Some companies silo or isolate the origination, logistics and sales groups, Cruz continues. “What we try to do is bring them together. As our people are buying and selling from different parts of the world they are discussing this through this logistics bridge that we’ve built.

“We can now arbitrage our buys and sells for the next six months.”

With all of that knowledge came the need to put it to use across the company, so a few years ago BroadGrain began investing in automating its information to give it the ability to plan capacity and foresee its ability to move product. The company began to implement ERP software to better manage trading, positions, risk, P&L, inventory, costs and logistics. The system has been implemented in its dry bulk operations and BroadGrain is currently implementing and testing it for the domestic and container side.

Containers as commodities

Source loading containers with agri-commodities began before the first rail/grain crisis in 2013.

Before 2008 many industry players wouldn’t consider containers as a mode of transportation for agriculture products. But when bulk rates increased that allowed the container world to get into bulk agriculture product movement and that increased the supply of containers and container ships. When bulk rates eventually dropped that supply didn’t evaporate.
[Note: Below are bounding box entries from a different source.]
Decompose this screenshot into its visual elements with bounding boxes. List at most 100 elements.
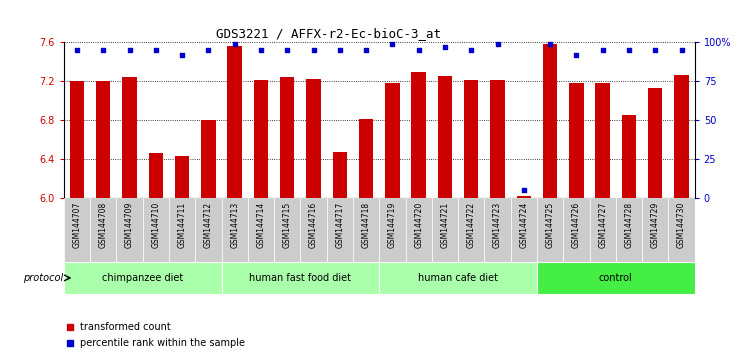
- Point: [176, 52, 188, 58]
- Bar: [668, 198, 695, 262]
- Bar: [222, 198, 248, 262]
- Text: GSM144724: GSM144724: [520, 201, 528, 248]
- Point: [98, 47, 110, 53]
- Bar: [412, 72, 426, 198]
- Bar: [143, 198, 169, 262]
- Bar: [642, 198, 668, 262]
- Bar: [616, 198, 642, 262]
- Point: [150, 47, 162, 53]
- Text: GSM144720: GSM144720: [415, 201, 423, 248]
- Point: [676, 47, 688, 53]
- Bar: [379, 198, 406, 262]
- Bar: [122, 76, 137, 198]
- Point: [571, 52, 583, 58]
- Bar: [228, 46, 242, 198]
- Text: GSM144719: GSM144719: [388, 201, 397, 248]
- Bar: [484, 198, 511, 262]
- Point: [360, 47, 372, 53]
- Bar: [464, 80, 478, 198]
- Text: GSM144717: GSM144717: [336, 201, 344, 248]
- Text: GSM144718: GSM144718: [362, 201, 370, 247]
- Point: [597, 47, 609, 53]
- Bar: [280, 76, 294, 198]
- Point: [71, 47, 83, 53]
- Point: [124, 47, 136, 53]
- Point: [255, 47, 267, 53]
- Text: human cafe diet: human cafe diet: [418, 273, 498, 283]
- Text: percentile rank within the sample: percentile rank within the sample: [80, 338, 245, 348]
- Bar: [406, 198, 432, 262]
- Point: [203, 47, 215, 53]
- Bar: [359, 119, 373, 198]
- Text: GSM144728: GSM144728: [625, 201, 633, 247]
- Text: GSM144708: GSM144708: [99, 201, 107, 248]
- Point: [413, 47, 425, 53]
- Bar: [64, 262, 222, 294]
- Text: GSM144722: GSM144722: [467, 201, 475, 247]
- Point: [282, 47, 294, 53]
- Bar: [300, 198, 327, 262]
- Text: control: control: [599, 273, 632, 283]
- Text: GSM144725: GSM144725: [546, 201, 554, 248]
- Bar: [175, 156, 189, 198]
- Bar: [537, 198, 563, 262]
- Bar: [674, 75, 689, 198]
- Bar: [648, 88, 662, 198]
- Bar: [622, 115, 636, 198]
- Bar: [569, 84, 584, 198]
- Text: GSM144723: GSM144723: [493, 201, 502, 248]
- Bar: [543, 45, 557, 198]
- Bar: [327, 198, 353, 262]
- Bar: [222, 262, 379, 294]
- Text: chimpanzee diet: chimpanzee diet: [102, 273, 183, 283]
- Point: [64, 325, 76, 330]
- Point: [649, 47, 661, 53]
- Bar: [169, 198, 195, 262]
- Text: GSM144726: GSM144726: [572, 201, 581, 248]
- Bar: [195, 198, 222, 262]
- Point: [64, 341, 76, 346]
- Title: GDS3221 / AFFX-r2-Ec-bioC-3_at: GDS3221 / AFFX-r2-Ec-bioC-3_at: [216, 27, 442, 40]
- Bar: [385, 84, 400, 198]
- Bar: [306, 80, 321, 198]
- Bar: [274, 198, 300, 262]
- Text: GSM144716: GSM144716: [309, 201, 318, 248]
- Text: GSM144711: GSM144711: [178, 201, 186, 247]
- Text: GSM144710: GSM144710: [152, 201, 160, 248]
- Bar: [596, 84, 610, 198]
- Text: GSM144712: GSM144712: [204, 201, 213, 247]
- Bar: [64, 198, 90, 262]
- Text: transformed count: transformed count: [80, 322, 170, 332]
- Bar: [432, 198, 458, 262]
- Point: [334, 47, 346, 53]
- Text: GSM144715: GSM144715: [283, 201, 291, 248]
- Text: human fast food diet: human fast food diet: [249, 273, 351, 283]
- Bar: [590, 198, 616, 262]
- Bar: [149, 154, 163, 198]
- Text: GSM144727: GSM144727: [599, 201, 607, 248]
- Point: [466, 47, 478, 53]
- Text: GSM144721: GSM144721: [441, 201, 449, 247]
- Text: protocol: protocol: [23, 273, 63, 283]
- Point: [623, 47, 635, 53]
- Bar: [511, 198, 537, 262]
- Bar: [254, 80, 268, 198]
- Text: GSM144729: GSM144729: [651, 201, 659, 248]
- Bar: [438, 76, 452, 198]
- Point: [492, 41, 504, 47]
- Point: [518, 188, 530, 193]
- Text: GSM144707: GSM144707: [73, 201, 81, 248]
- Bar: [563, 198, 590, 262]
- Point: [229, 41, 241, 47]
- Text: GSM144713: GSM144713: [231, 201, 239, 248]
- Bar: [379, 262, 537, 294]
- Point: [544, 41, 556, 47]
- Bar: [458, 198, 484, 262]
- Bar: [333, 152, 347, 198]
- Point: [308, 47, 320, 53]
- Bar: [70, 81, 84, 198]
- Text: GSM144709: GSM144709: [125, 201, 134, 248]
- Bar: [116, 198, 143, 262]
- Text: GSM144714: GSM144714: [257, 201, 265, 248]
- Bar: [201, 120, 216, 198]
So that forced containers to continue to compete with bulk rates and that changed the dynamics of the market.

In the beginning, it was BroadGrain who approached carriers about their willingness to allocate containers for source loading, giving the company an advantage, but that has changed as the carriers began offering source loading to BroadGrain’s competitors.

In terms of container availability, North America is a relatively stable market because there is a strong two-way flow, but China is a different story altogether.
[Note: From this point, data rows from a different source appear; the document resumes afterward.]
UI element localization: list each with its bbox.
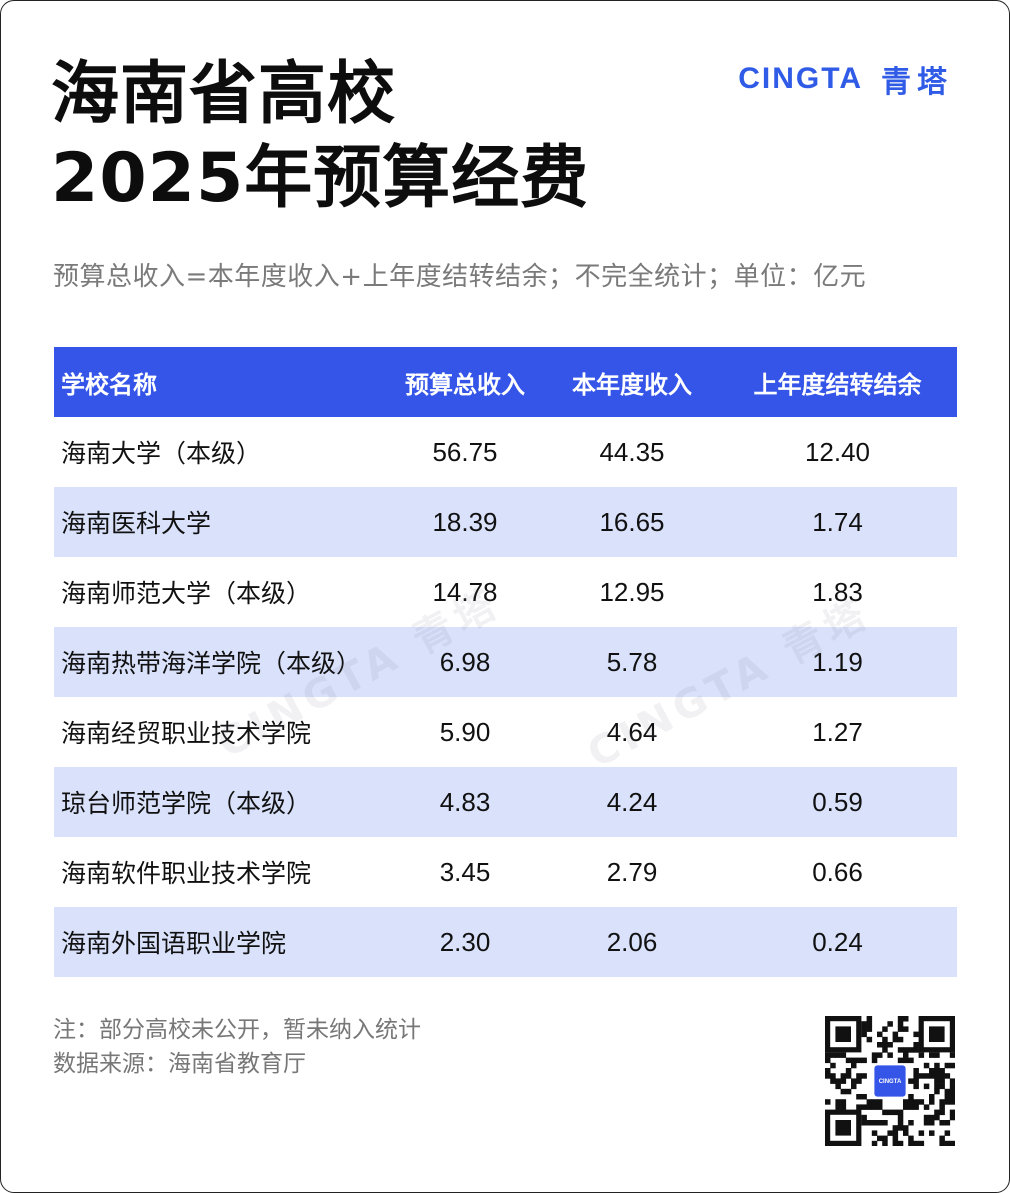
table-row: 海南软件职业技术学院 3.45 2.79 0.66 xyxy=(54,837,957,907)
cell-total: 18.39 xyxy=(432,506,498,537)
brand-logo-en: CINGTA xyxy=(738,62,863,95)
cell-carryover: 1.83 xyxy=(812,576,863,607)
table-row: 海南外国语职业学院 2.30 2.06 0.24 xyxy=(54,907,957,977)
col-header-name: 学校名称 xyxy=(61,370,157,399)
brand-logo-cn: 青塔 xyxy=(881,65,953,100)
cell-current: 2.06 xyxy=(606,926,658,957)
cell-current: 2.79 xyxy=(606,856,658,887)
footer-note: 注：部分高校未公开，暂未纳入统计 xyxy=(53,1017,421,1043)
cell-total: 14.78 xyxy=(432,576,498,607)
cell-school-name: 海南大学（本级） xyxy=(61,439,262,468)
cell-carryover: 0.24 xyxy=(812,926,863,957)
col-header-current: 本年度收入 xyxy=(572,370,692,399)
cell-current: 4.64 xyxy=(606,716,658,747)
cell-current: 16.65 xyxy=(599,506,665,537)
cell-carryover: 1.74 xyxy=(812,506,863,537)
cell-current: 12.95 xyxy=(599,576,665,607)
cell-current: 4.24 xyxy=(606,786,658,817)
cell-school-name: 海南外国语职业学院 xyxy=(61,929,287,958)
budget-table: 学校名称 预算总收入 本年度收入 上年度结转结余 海南大学（本级） 56.75 44… xyxy=(54,347,957,977)
qr-code-icon: CINGTA xyxy=(825,1016,955,1146)
brand-logo: CINGTA 青塔 xyxy=(738,57,953,101)
cell-total: 56.75 xyxy=(432,436,498,467)
table-row: 海南热带海洋学院（本级） 6.98 5.78 1.19 xyxy=(54,627,957,697)
cell-total: 4.83 xyxy=(439,786,491,817)
cell-school-name: 琼台师范学院（本级） xyxy=(61,789,312,818)
cell-carryover: 1.27 xyxy=(812,716,863,747)
table-row: 琼台师范学院（本级） 4.83 4.24 0.59 xyxy=(54,767,957,837)
cell-carryover: 0.59 xyxy=(812,786,863,817)
title-line-2: 2025年预算经费 xyxy=(51,139,590,218)
cell-total: 5.90 xyxy=(439,716,491,747)
page-title: 海南省高校 2025年预算经费 xyxy=(51,53,589,221)
table-body: 海南大学（本级） 56.75 44.35 12.40 海南医科大学 18.39 16.65 1… xyxy=(54,417,957,977)
col-header-total: 预算总收入 xyxy=(405,370,525,399)
cell-carryover: 12.40 xyxy=(804,436,871,467)
cell-total: 3.45 xyxy=(439,856,491,887)
table-row: 海南大学（本级） 56.75 44.35 12.40 xyxy=(54,417,957,487)
cell-school-name: 海南热带海洋学院（本级） xyxy=(61,649,362,678)
cell-current: 5.78 xyxy=(606,646,658,677)
cell-school-name: 海南软件职业技术学院 xyxy=(61,859,312,888)
table-header: 学校名称 预算总收入 本年度收入 上年度结转结余 xyxy=(54,347,957,417)
title-line-1: 海南省高校 xyxy=(51,55,397,134)
table-row: 海南医科大学 18.39 16.65 1.74 xyxy=(54,487,957,557)
cell-carryover: 1.19 xyxy=(812,646,863,677)
footer-source: 数据来源：海南省教育厅 xyxy=(53,1051,306,1077)
cell-school-name: 海南经贸职业技术学院 xyxy=(61,719,312,748)
qr-center-label: CINGTA xyxy=(879,1079,902,1085)
col-header-carryover: 上年度结转结余 xyxy=(753,370,922,399)
footer-notes: 注：部分高校未公开，暂未纳入统计 数据来源：海南省教育厅 xyxy=(53,1013,421,1081)
table-row: 海南师范大学（本级） 14.78 12.95 1.83 xyxy=(54,557,957,627)
subtitle: 预算总收入=本年度收入+上年度结转结余；不完全统计；单位：亿元 xyxy=(53,262,867,292)
cell-total: 2.30 xyxy=(439,926,491,957)
cell-current: 44.35 xyxy=(599,436,665,467)
cell-total: 6.98 xyxy=(439,646,491,677)
cell-school-name: 海南医科大学 xyxy=(61,509,212,538)
cell-school-name: 海南师范大学（本级） xyxy=(61,579,312,608)
table-row: 海南经贸职业技术学院 5.90 4.64 1.27 xyxy=(54,697,957,767)
cell-carryover: 0.66 xyxy=(812,856,863,887)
“Because China is such a big seller of containers, sometimes they just don’t exist. And if they don’t exist, you have to pay up,” says Cruz.

“There is a direct relationship between ocean rates and container inventory. Containers are a commodity.”

While using containers to source load has given BroadGrain more options when it comes to shipping their agricultural products around the world, sometimes you don’t look a gift horse in the mouth, according to Qadoumi.

“At Christmastime when North America is seeing a huge influx of small consumer goods from Asia, the result is a larger-than-usual number of empty containers, which in turn opens up an opportunity for us to leverage that overcapacity into our source-loading strategy.”